Die geheimen Preise wären ein Problem für die Arzneimittel-Importeure, erklärt Jörg Geller, Vorstandsvorsitzender des Verbandes "Die Arzneimittel-Importeure e.V.".

"Wir als Arzneimittelimporteure sind darauf angewiesen, durch Einkauf im europäischen Ausland ein günstigeres Angebot an die Krankenkassen, Ärzte und Apotheken zu machen, als der Preis, den der Originalhersteller in Deutschland fordert", so Geller im Gespräch mit Business Insider. Wenn die Preise in Deutschland jedoch unbekannt seien, "können wir den Ärzten nicht mehr sagen, dass die von uns importierten Medikamente günstiger sind."

Zudem würde das Gesetz am größten Problem, nämlich den Lieferengpässen bei Medikamenten, nicht helfen. Geller sagt daher, er könne es nachvollziehen, wenn Krankenkassen höhere Beträge für in Deutschland hergestellte Arzneimittel zahlten. Schließlich seien in den letzten Jahren viele Produktionsstandorte nach Indien oder China verlagert worden. "Aber warum sollte ein Patient dafür bezahlen, dass eine klinische Forschung für ein Produkt ohne Zusatznutzen in Deutschland stattgefunden hat?"

Die Produktionslinie in einer chinesischen Pharma-Fabrik. - Copyright: picture alliance / ZUMAPRESS.com | Zhang Wenkui/Sipa Asia
Die Produktionslinie in einer chinesischen Pharma-Fabrik. - Copyright: picture alliance / ZUMAPRESS.com | Zhang Wenkui/Sipa Asia

Außerdem würden auch die bestehenden Investitionen, wie die geplante Milliarden-Fabrik von Sanofi bei Frankfurt oder die Eli-Lilly-Produktionsstätte in Rheinland-Pfalz nicht an solchen Geheimpreisen hängen. "Da gibt es ganz andere Gründe, die dazu führen, dass sich ein Unternehmen hier ansiedelt."
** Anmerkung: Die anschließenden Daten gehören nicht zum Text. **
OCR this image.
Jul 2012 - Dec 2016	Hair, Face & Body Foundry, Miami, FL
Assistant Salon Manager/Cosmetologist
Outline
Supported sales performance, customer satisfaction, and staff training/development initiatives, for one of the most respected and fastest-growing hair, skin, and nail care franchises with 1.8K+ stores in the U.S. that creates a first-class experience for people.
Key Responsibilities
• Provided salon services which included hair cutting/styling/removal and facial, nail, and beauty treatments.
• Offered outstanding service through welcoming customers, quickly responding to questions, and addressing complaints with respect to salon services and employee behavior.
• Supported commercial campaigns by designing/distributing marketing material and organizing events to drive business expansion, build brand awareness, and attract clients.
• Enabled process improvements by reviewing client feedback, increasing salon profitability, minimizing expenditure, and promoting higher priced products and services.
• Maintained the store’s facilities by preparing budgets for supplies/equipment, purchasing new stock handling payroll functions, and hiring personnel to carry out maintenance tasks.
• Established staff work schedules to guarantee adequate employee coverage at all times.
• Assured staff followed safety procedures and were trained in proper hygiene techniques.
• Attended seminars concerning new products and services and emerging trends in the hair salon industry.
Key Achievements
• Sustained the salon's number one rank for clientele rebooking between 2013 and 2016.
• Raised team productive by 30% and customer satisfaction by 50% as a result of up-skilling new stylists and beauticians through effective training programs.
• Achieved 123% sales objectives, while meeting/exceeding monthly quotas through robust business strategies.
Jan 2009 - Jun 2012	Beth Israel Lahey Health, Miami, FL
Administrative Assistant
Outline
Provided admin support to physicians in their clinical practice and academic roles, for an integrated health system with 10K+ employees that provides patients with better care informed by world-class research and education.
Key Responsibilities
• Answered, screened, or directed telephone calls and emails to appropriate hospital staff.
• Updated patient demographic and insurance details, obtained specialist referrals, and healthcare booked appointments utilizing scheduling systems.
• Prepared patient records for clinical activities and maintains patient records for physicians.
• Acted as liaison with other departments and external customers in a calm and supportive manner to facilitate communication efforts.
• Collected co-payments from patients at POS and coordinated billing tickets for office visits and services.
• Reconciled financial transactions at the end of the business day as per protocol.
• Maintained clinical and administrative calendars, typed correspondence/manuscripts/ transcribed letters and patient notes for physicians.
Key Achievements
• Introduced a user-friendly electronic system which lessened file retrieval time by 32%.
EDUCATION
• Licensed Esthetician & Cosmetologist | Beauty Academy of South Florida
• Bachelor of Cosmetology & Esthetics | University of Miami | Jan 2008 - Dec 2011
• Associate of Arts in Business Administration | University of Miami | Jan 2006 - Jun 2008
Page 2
Ansiedlung hängt nicht von Gesetz ab, sagt Eli Lilly

Business Insider hat nachgefragt, welche Rolle das Medizinforschungsgesetz wirklich für die Pharma-Riesen bei der Ansiedlungsentscheidung spielt: "Der Bau der Hightech-Produktionsanlage in Alzey ist unabhängig von der Ausgestaltung des Medizinforschungsgesetzes," klärt Eli Lilly auf Anfrage.

Welche Auswirkung das Gesetz also auf den Pharma-Standort Deutschland haben wird, bleibt abzuwarten. Durch die Sunset-Klausel hat man einen festen Zeitraum gesetzt, in dem sich die Politik sich mit dem Geheimpreise erneut befassen muss. Es ist davon auszugehen, dass sie auch dann umstritten sein werden.